Euripide était considéré par Aristote comme « le plus tragique des poètes », et ce jugement était expliqué par la nature de ses dénouement, qui lui était reprochée à tort, dit l’auteur de la Poétique. Cela veut dire sans doute qu’on se plaignait de l’impression triste que ses drames laissaient. Et en effet il vaut surtout par le pathétique ; et cela vient de ce qu’il analyse la souffrance humaine. Il se place à un point de vue humain ; Eschyle se plaçait, au contraire, à un point de vue religieux.

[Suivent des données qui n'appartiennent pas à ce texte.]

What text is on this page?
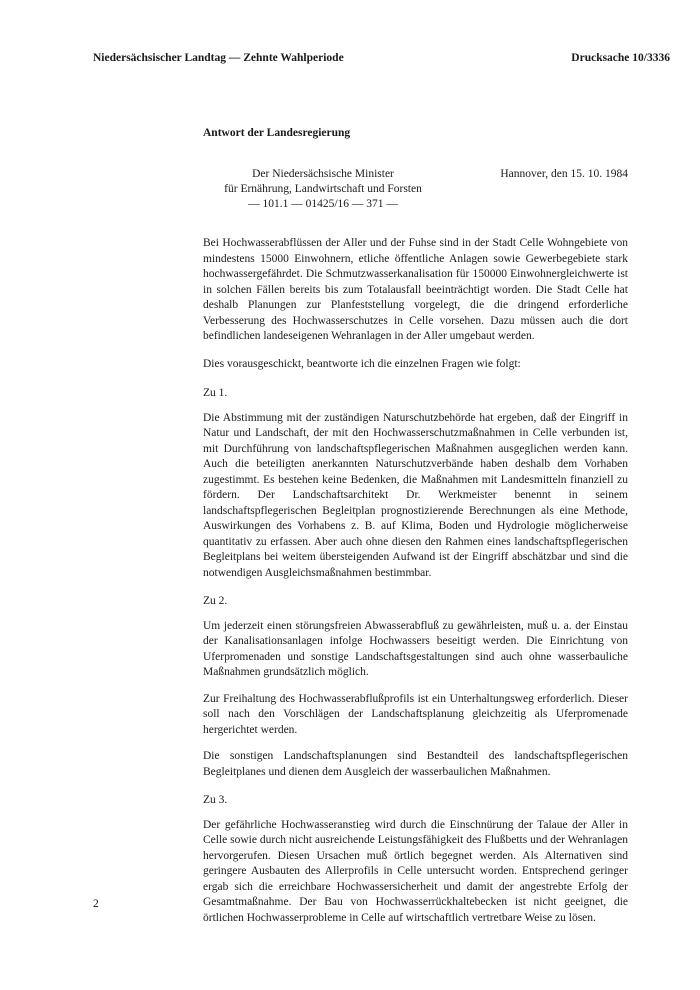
Niedersächsischer Landtag — Zehnte Wahlperiode	Drucksache 10/3336
Antwort der Landesregierung
Der Niedersächsische Minister
für Ernährung, Landwirtschaft und Forsten
— 101.1 — 01425/16 — 371 —
Hannover, den 15. 10. 1984

Bei Hochwasserabflüssen der Aller und der Fuhse sind in der Stadt Celle Wohngebiete von mindestens 15000 Einwohnern, etliche öffentliche Anlagen sowie Gewerbegebiete stark hochwassergefährdet. Die Schmutzwasserkanalisation für 150000 Einwohnergleichwerte ist in solchen Fällen bereits bis zum Totalausfall beeinträchtigt worden. Die Stadt Celle hat deshalb Planungen zur Planfeststellung vorgelegt, die die dringend erforderliche Verbesserung des Hochwasserschutzes in Celle vorsehen. Dazu müssen auch die dort befindlichen landeseigenen Wehranlagen in der Aller umgebaut werden.

Dies vorausgeschickt, beantworte ich die einzelnen Fragen wie folgt:

Zu 1.

Die Abstimmung mit der zuständigen Naturschutzbehörde hat ergeben, daß der Eingriff in Natur und Landschaft, der mit den Hochwasserschutzmaßnahmen in Celle verbunden ist, mit Durchführung von landschaftspflegerischen Maßnahmen ausgeglichen werden kann. Auch die beteiligten anerkannten Naturschutzverbände haben deshalb dem Vorhaben zugestimmt. Es bestehen keine Bedenken, die Maßnahmen mit Landesmitteln finanziell zu fördern. Der Landschaftsarchitekt Dr. Werkmeister benennt in seinem landschaftspflegerischen Begleitplan prognostizierende Berechnungen als eine Methode, Auswirkungen des Vorhabens z. B. auf Klima, Boden und Hydrologie möglicherweise quantitativ zu erfassen. Aber auch ohne diesen den Rahmen eines landschaftspflegerischen Begleitplans bei weitem übersteigenden Aufwand ist der Eingriff abschätzbar und sind die notwendigen Ausgleichsmaßnahmen bestimmbar.

Zu 2.

Um jederzeit einen störungsfreien Abwasserabfluß zu gewährleisten, muß u. a. der Einstau der Kanalisationsanlagen infolge Hochwassers beseitigt werden. Die Einrichtung von Uferpromenaden und sonstige Landschaftsgestaltungen sind auch ohne wasserbauliche Maßnahmen grundsätzlich möglich.

Zur Freihaltung des Hochwasserabflußprofils ist ein Unterhaltungsweg erforderlich. Dieser soll nach den Vorschlägen der Landschaftsplanung gleichzeitig als Uferpromenade hergerichtet werden.

Die sonstigen Landschaftsplanungen sind Bestandteil des landschaftspflegerischen Begleitplanes und dienen dem Ausgleich der wasserbaulichen Maßnahmen.

Zu 3.

Der gefährliche Hochwasseranstieg wird durch die Einschnürung der Talaue der Aller in Celle sowie durch nicht ausreichende Leistungsfähigkeit des Flußbetts und der Wehranlagen hervorgerufen. Diesen Ursachen muß örtlich begegnet werden. Als Alternativen sind geringere Ausbauten des Allerprofils in Celle untersucht worden. Entsprechend geringer ergab sich die erreichbare Hochwassersicherheit und damit der angestrebte Erfolg der Gesamtmaßnahme. Der Bau von Hochwasserrückhaltebecken ist nicht geeignet, die örtlichen Hochwasserprobleme in Celle auf wirtschaftlich vertretbare Weise zu lösen.

2
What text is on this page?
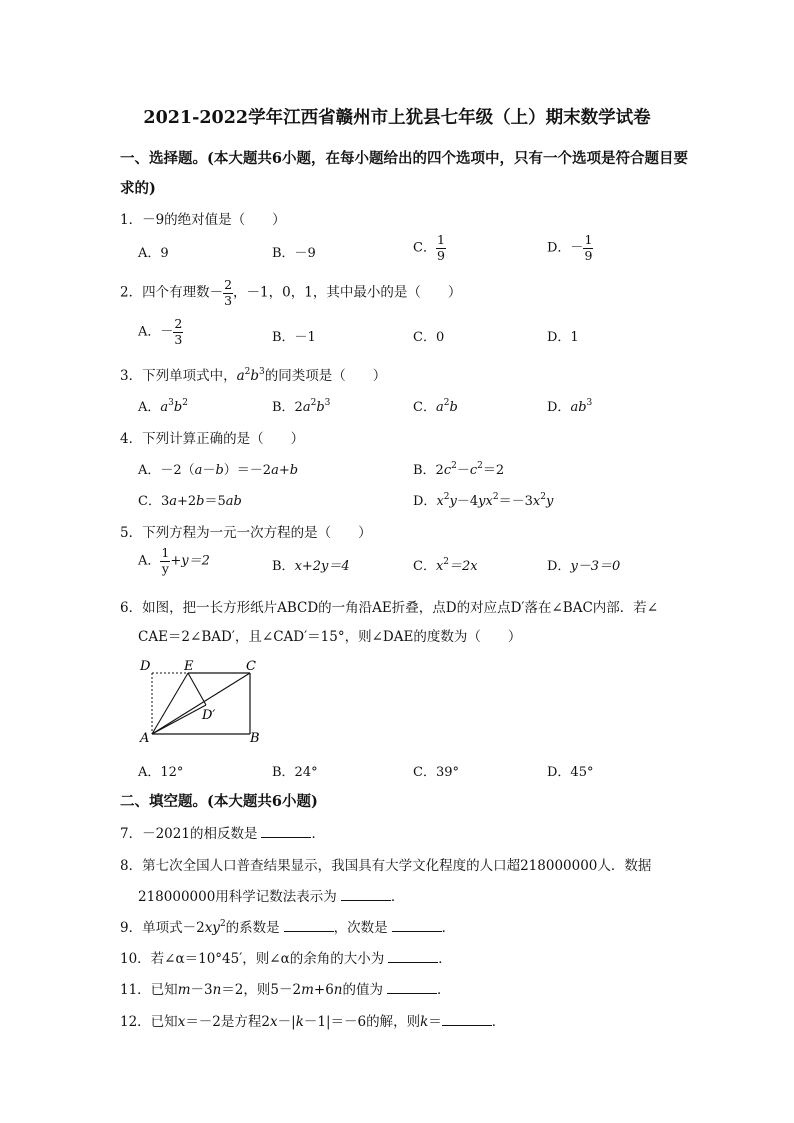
2021-2022学年江西省赣州市上犹县七年级（上）期末数学试卷
一、选择题。(本大题共6小题，在每小题给出的四个选项中，只有一个选项是符合题目要
求的)
1．－9的绝对值是（　　）
A．9	B．－9	C． $\frac{1}{9}$	D．－ $\frac{1}{9}$
2．四个有理数－ $\frac{2}{3}$ ，－1，0，1，其中最小的是（　　）
A．－ $\frac{2}{3}$	B．－1	C．0	D．1
3．下列单项式中，$a^2b^3$的同类项是（　　）
A．$a^3b^2$	B．$2a^2b^3$	C．$a^2b$	D．$ab^3$
4．下列计算正确的是（　　）
A．－2（a－b）＝－2a+b	B．$2c^2-c^2=2$
C．3a+2b＝5ab	D．$x^2y-4yx^2=-3x^2y$
5．下列方程为一元一次方程的是（　　）
A． $\frac{1}{y} +y=2$	B．x+2y＝4	C．$x^2=2x$	D．y－3＝0
6．如图，把一长方形纸片ABCD的一角沿AE折叠，点D的对应点D′落在∠BAC内部．若∠
CAE＝2∠BAD′，且∠CAD′＝15°，则∠DAE的度数为（　　）
D	E	C
D′
A	B
A．12°	B．24°	C．39°	D．45°
二、填空题。(本大题共6小题)
7．－2021的相反数是	．
8．第七次全国人口普查结果显示，我国具有大学文化程度的人口超218000000人．数据
218000000用科学记数法表示为	．
9．单项式$-2xy^2$的系数是	，次数是	．
10．若∠α＝10°45′，则∠α的余角的大小为	．
11．已知m－3n＝2，则5－2m+6n的值为	．
12．已知x＝－2是方程2x－|k－1|＝－6的解，则k＝	．
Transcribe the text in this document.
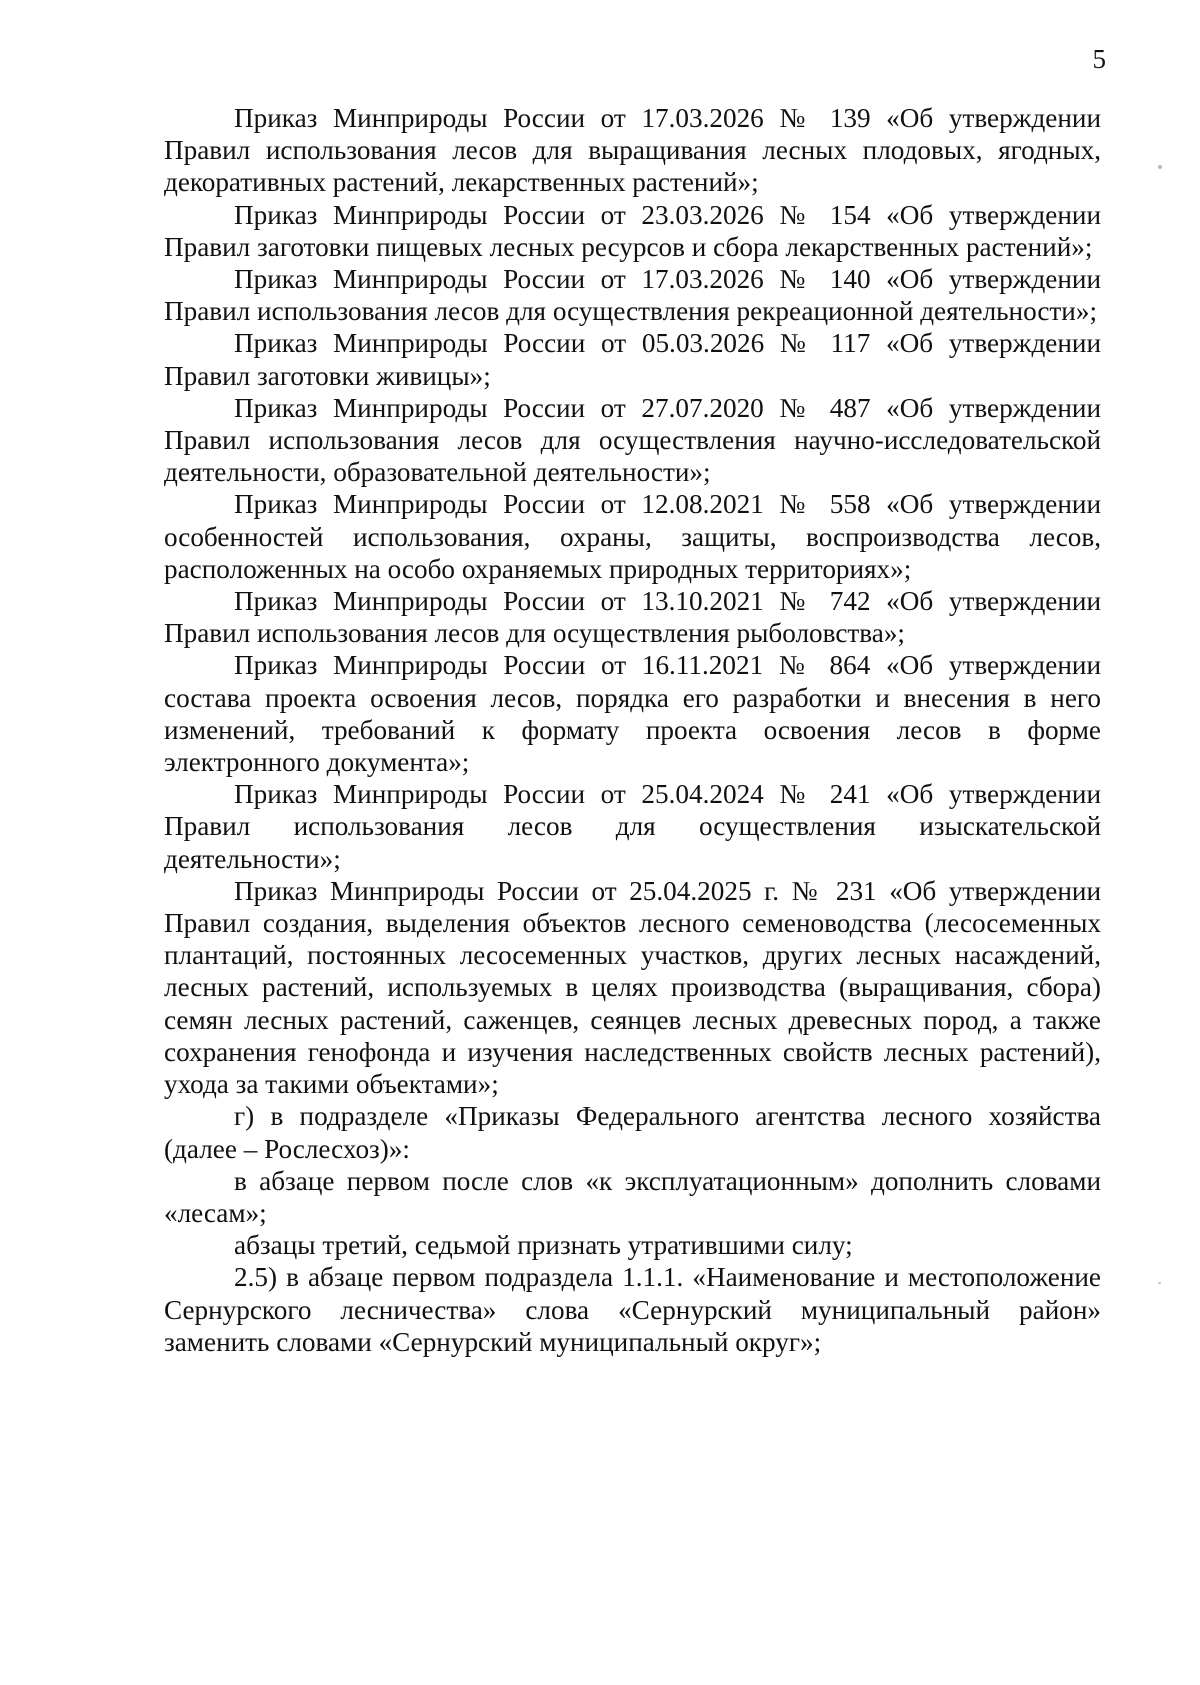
5

Приказ Минприроды России от 17.03.2026 № 139 «Об утверждении Правил использования лесов для выращивания лесных плодовых, ягодных, декоративных растений, лекарственных растений»;

Приказ Минприроды России от 23.03.2026 № 154 «Об утверждении Правил заготовки пищевых лесных ресурсов и сбора лекарственных растений»;

Приказ Минприроды России от 17.03.2026 № 140 «Об утверждении Правил использования лесов для осуществления рекреационной деятельности»;

Приказ Минприроды России от 05.03.2026 № 117 «Об утверждении Правил заготовки живицы»;

Приказ Минприроды России от 27.07.2020 № 487 «Об утверждении Правил использования лесов для осуществления научно-исследовательской деятельности, образовательной деятельности»;

Приказ Минприроды России от 12.08.2021 № 558 «Об утверждении особенностей использования, охраны, защиты, воспроизводства лесов, расположенных на особо охраняемых природных территориях»;

Приказ Минприроды России от 13.10.2021 № 742 «Об утверждении Правил использования лесов для осуществления рыболовства»;

Приказ Минприроды России от 16.11.2021 № 864 «Об утверждении состава проекта освоения лесов, порядка его разработки и внесения в него изменений, требований к формату проекта освоения лесов в форме электронного документа»;

Приказ Минприроды России от 25.04.2024 № 241 «Об утверждении Правил использования лесов для осуществления изыскательской деятельности»;

Приказ Минприроды России от 25.04.2025 г. № 231 «Об утверждении Правил создания, выделения объектов лесного семеноводства (лесосеменных плантаций, постоянных лесосеменных участков, других лесных насаждений, лесных растений, используемых в целях производства (выращивания, сбора) семян лесных растений, саженцев, сеянцев лесных древесных пород, а также сохранения генофонда и изучения наследственных свойств лесных растений), ухода за такими объектами»;

г) в подразделе «Приказы Федерального агентства лесного хозяйства (далее – Рослесхоз)»:

в абзаце первом после слов «к эксплуатационным» дополнить словами «лесам»;

абзацы третий, седьмой признать утратившими силу;

2.5) в абзаце первом подраздела 1.1.1. «Наименование и местоположение Сернурского лесничества» слова «Сернурский муниципальный район» заменить словами «Сернурский муниципальный округ»;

Les principaux acteurs de celui-ci, quoique le plus souvent invisibles, étaient les puissances supérieures, dont l’intervention, rendue sensible, faisait marcher le drame et produisait les grands effets. Par là les spectateurs étaient transportés dans les régions lointaines d’un monde merveilleux, où l’homme n’apparaissait que dans des types simplifiés et agrandie. Avec Euripide, ils se retrouvent eux-mêmes dans des héros rapprochés d’eux et réduits à la condition de l’humanité contemporaine ; ils reconnaissent les maux dont ils souffrent dans le détail d’une reproduction précise, qui ramène les terribles émotions des légendes mythologiques aux impressions présentes de la vie réelle. Il en résulte qu’en sortant du théâtre, ils n’éprouvent pas au même degré cette sorte de soulagement où Aristote voyait l’effet propre de la tragédie et qu’il faisait consister dans un apaisement du trouble qui est au fond de toutes les âmes par les émotions mêmes de la terreur et de la pitié. Ils reviennent des représentations d’Euripide plus pénétrés de leurs misères et moins confians dans la bienveillance divine.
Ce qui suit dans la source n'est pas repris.